(30)

183K 10.5K 3.2K
                                    


...

...

Aradığınız kişiye şu anda ulaşılamıyor. Sinyal sesind-

Sesli bir nefes alarak çağrıyı sonlandırdım. Sabah sekizde aradığımda da operatör aynı şeyi söylemişti, akşam beşte aradığımda da. Gergince dudaklarımı ısırırken bize Engin'e şaka yapmamız için gelen arkadaşı, Burak'ı aradım. Onun telefonu ise daha çalmadan kapanmıştı.

Bahar dışarı çıktığı için evde beni sakinleştirecek tek kişi bile kalmadı ve ben kendimi stres üstüne strese soktum. Ona bir şey olmasından korkuyordum, çünkü normalde telefonlarımı açmasa bile "Meşgulüm, arama, yeter, iyiyim," diye, bir kelimelik de olsa bilgilendirici mesajlar atardı.

Oysa sabahtan beri ne aramalarıma geri dönüyor ne de kısa bir mesaj atıyordu.

Son çare olarak merkeze gidecektim fakat ondan önce aklıma nezarete düştüğüm gün Engin'in amirinin verdiği kendi kartviziti geldi. Hemen gidip çantamdan kartviziti aldım ve numarayı girdim.

Engin'e bir şey olmadıysa da bana her an bir şey olabilirdi.

Telefon ikinci çalışta açılınca sesimi incelterek "İyi akşamlar," dedim. "Ben Beril, Engin'in kız arkadaşıyım."

"Merhaba Beril, hatırladım seni. Yılbaşını nezarette geçirmiştin, değil mi?"

Nezaketen güldüm fakat çok kısa sürdü bu. "Evet, evet," dedim geçiştirir gibi. "Ben sabahtan beri Engin'e ulaşamıyorum da, nerede olduğundan haberiniz var mı?"

Amirinin "İhbar gelmişti, ona bakmaya gittiler en son," demesiyle bin bir senaryo geçti aklımdan.

"Bir şey oldu ona, değil mi? Bana söylemiyorsunuz." Gözlerim ihtimaliyle bile doldu, boğazımda oluşan düğüm nefes almamı dahi zorlaştırdı. Konuşmamın sonlarına doğru sesimin titremesinden dolayı olmalı ki, amir beni sakinleştirmeye çalışırcasına hızlı hızlı "Yok, kızım," dedi. "Bir şey olsaydı hemen haber gelirdi."

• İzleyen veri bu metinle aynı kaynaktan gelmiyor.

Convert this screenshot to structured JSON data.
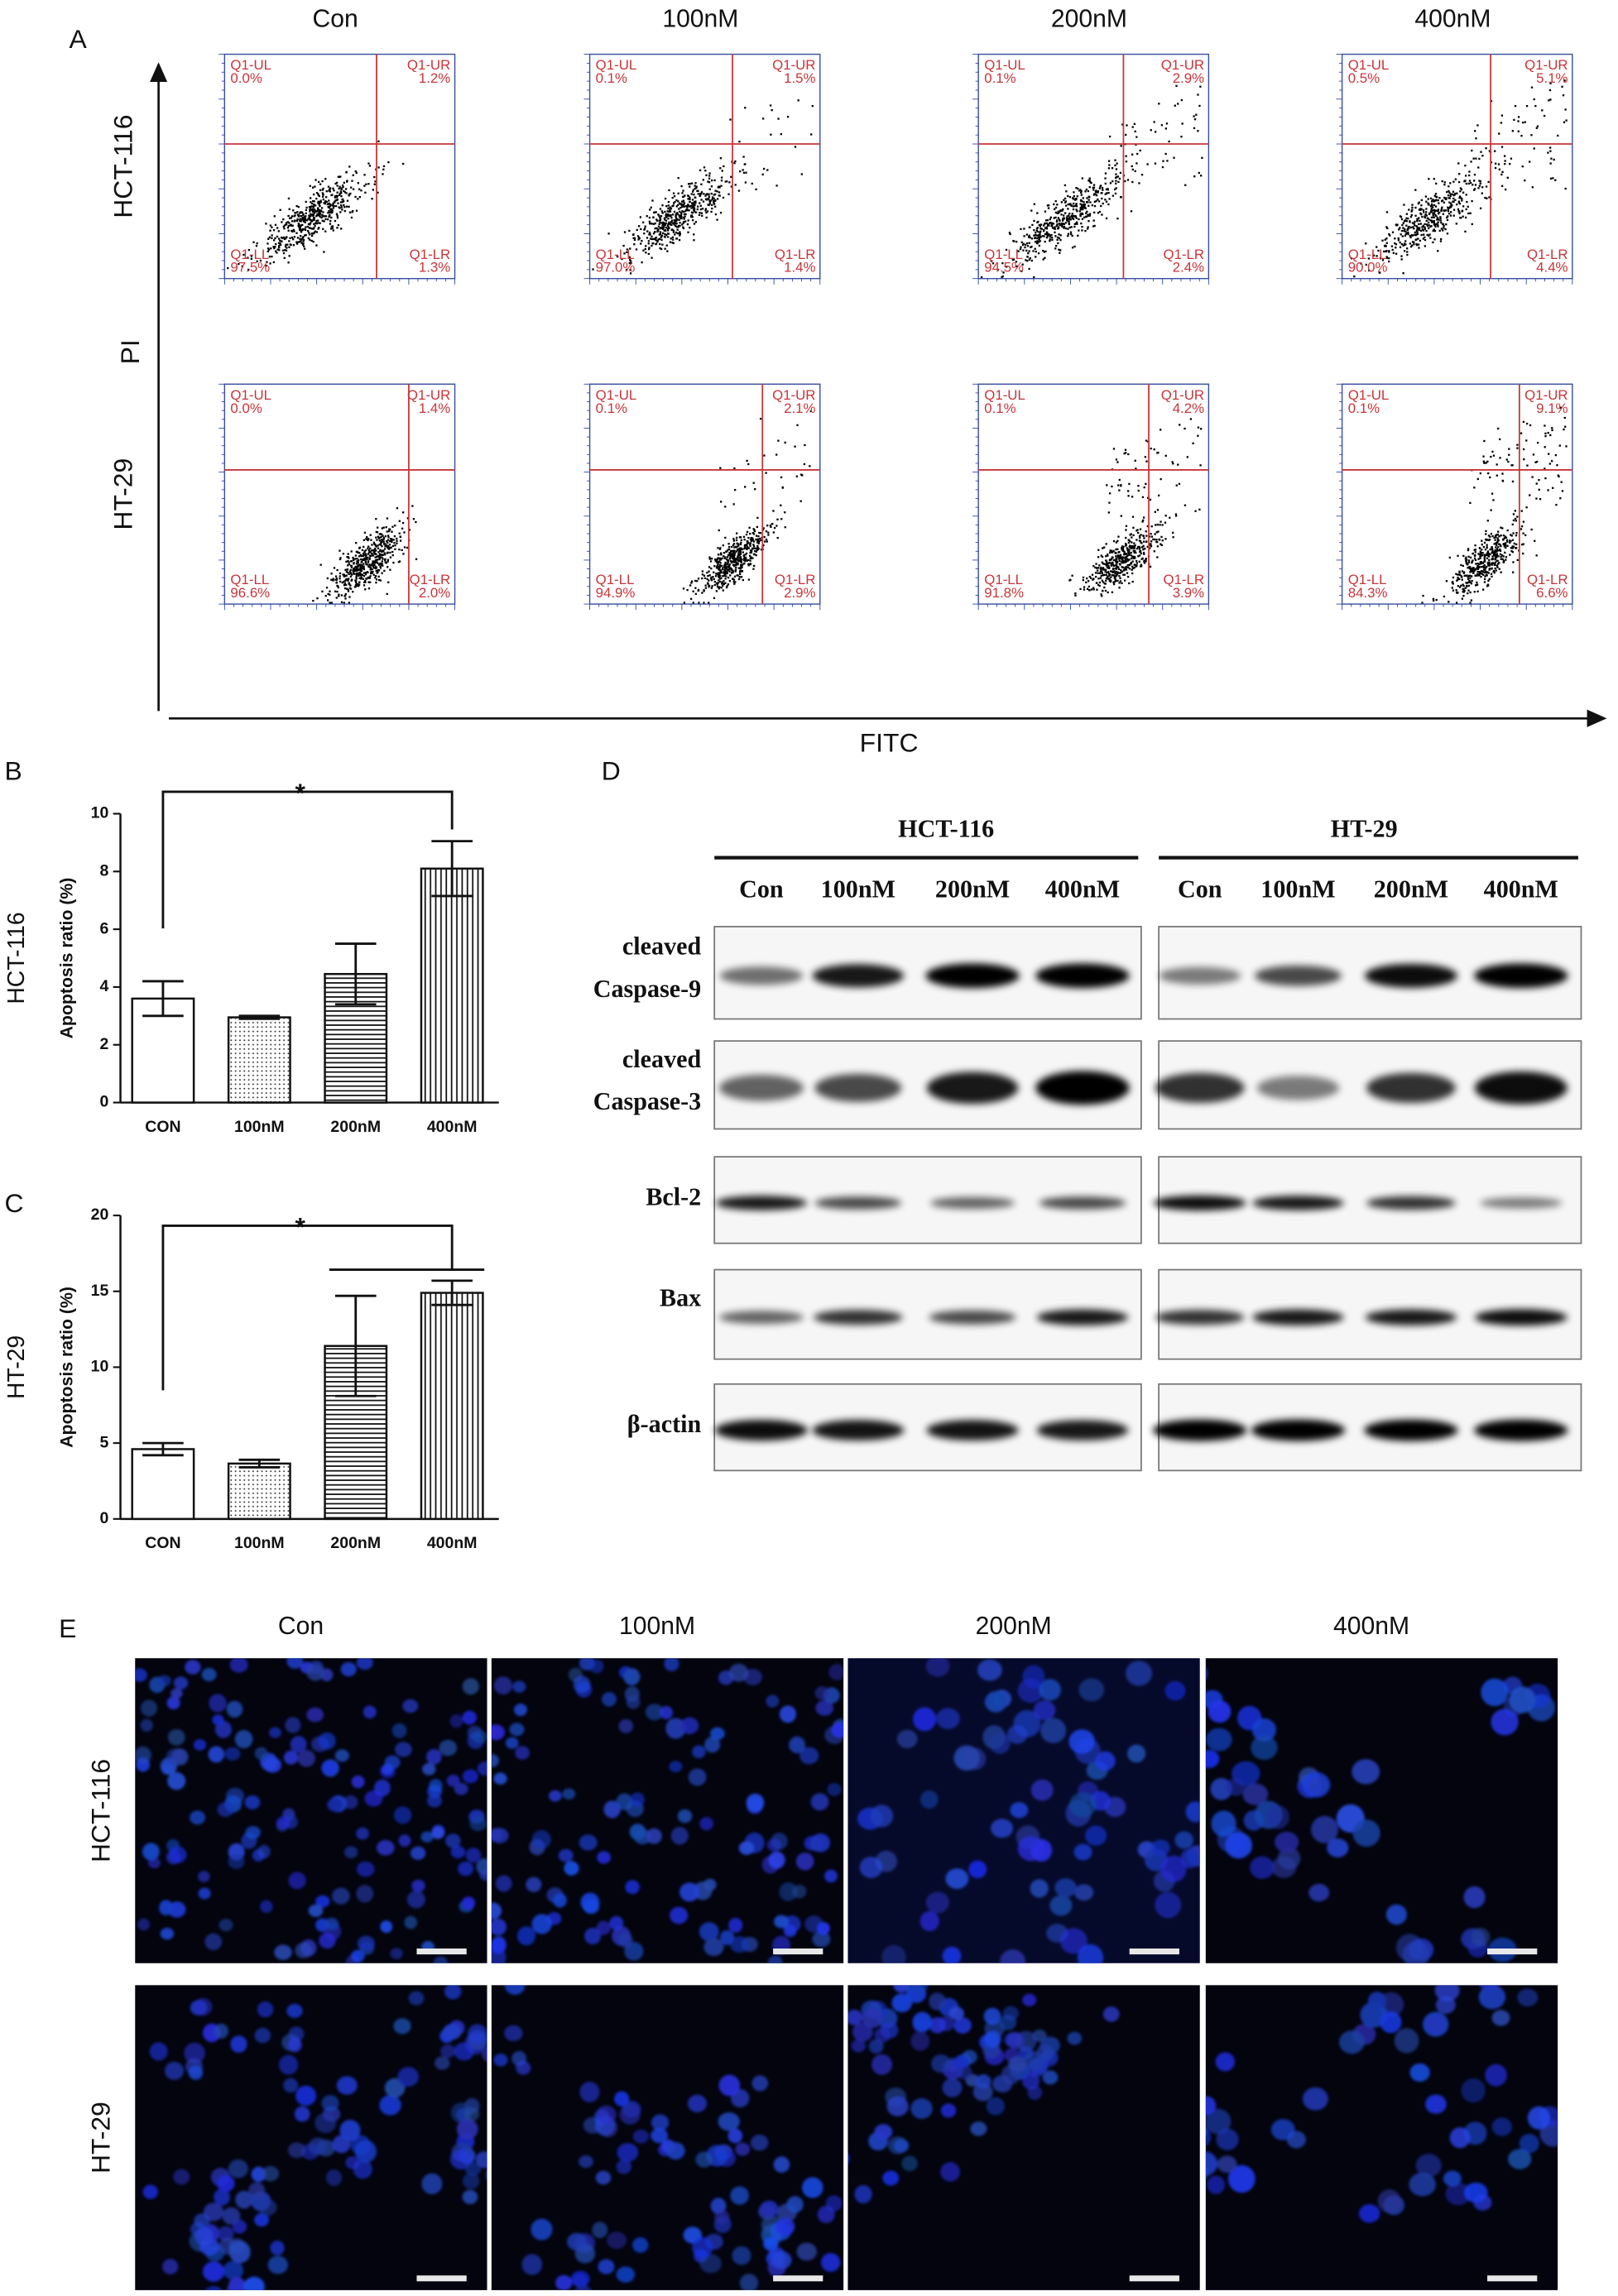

"Ama bir şey olmasa Engin de bana dönerdi, kesin bir şey oldu, benden saklıyorsunuz." Hıçkırmaya başlamamla birlikte amirin sesli bir nefes aldığını duydum, sonra kısa bir duraksama yaşadı.

"Bekle, anons edeyim telsizden, ulaşırız şimdi, korkma." Görmeyecek olsa bile başımı salladım. Birkaç cızırtı sesi çıktı. "45 40, 45 40, Engin yanınızda mı?"

"Buradayım, amirim."

Engin'in sesini duymamla dudaklarımda kocaman bir gülümseme oluştu ama o gülümseme hiç de uzun sürmedi. Engin yaşıyordu, muhtemelen yaralanmamıştı ve bu demek oluyordu ki ben artık bir ölüydüm, en iyi ihtimalle yaralı...

"Sevgilin sana ulaşamamış, beni aradı. İyisin, değil mi?" Engin'in uzun süre sesi gelmese de, arkasından düzensiz birkaç kahkaha sesi işittim.

Ben kesin öldüm.

"Sıkıntı yok, iyiyim, amirim. Şahsı yakaladık, merkeze geliyoruz."

"Sen izinlisin, kız arkadaşının yanına git."

İtiraz etmek için dudaklarım aralandı ama tek kelime edemedim. Gelmese daha iyiydi, amirim. Hatta uzunca bir süre gelmese çok daha iyiydi, amirim. Engin'in sesi kesildi ve amir dinç çıkan sesiyle "Duydunuz mu, küçük hanım?" diye konuştu.

"Duydum, amirim, çok teşekkür ederim."

"Rica ederim, başka bir isteğin var mı?"

"Aslında..." diye mırıldandım. Söyleyip söylememek arasında kararsız kalsam da en sonunda pes ederek dudaklarımı yaladım. "Şey, o telsizden ben de alabilir miyim?"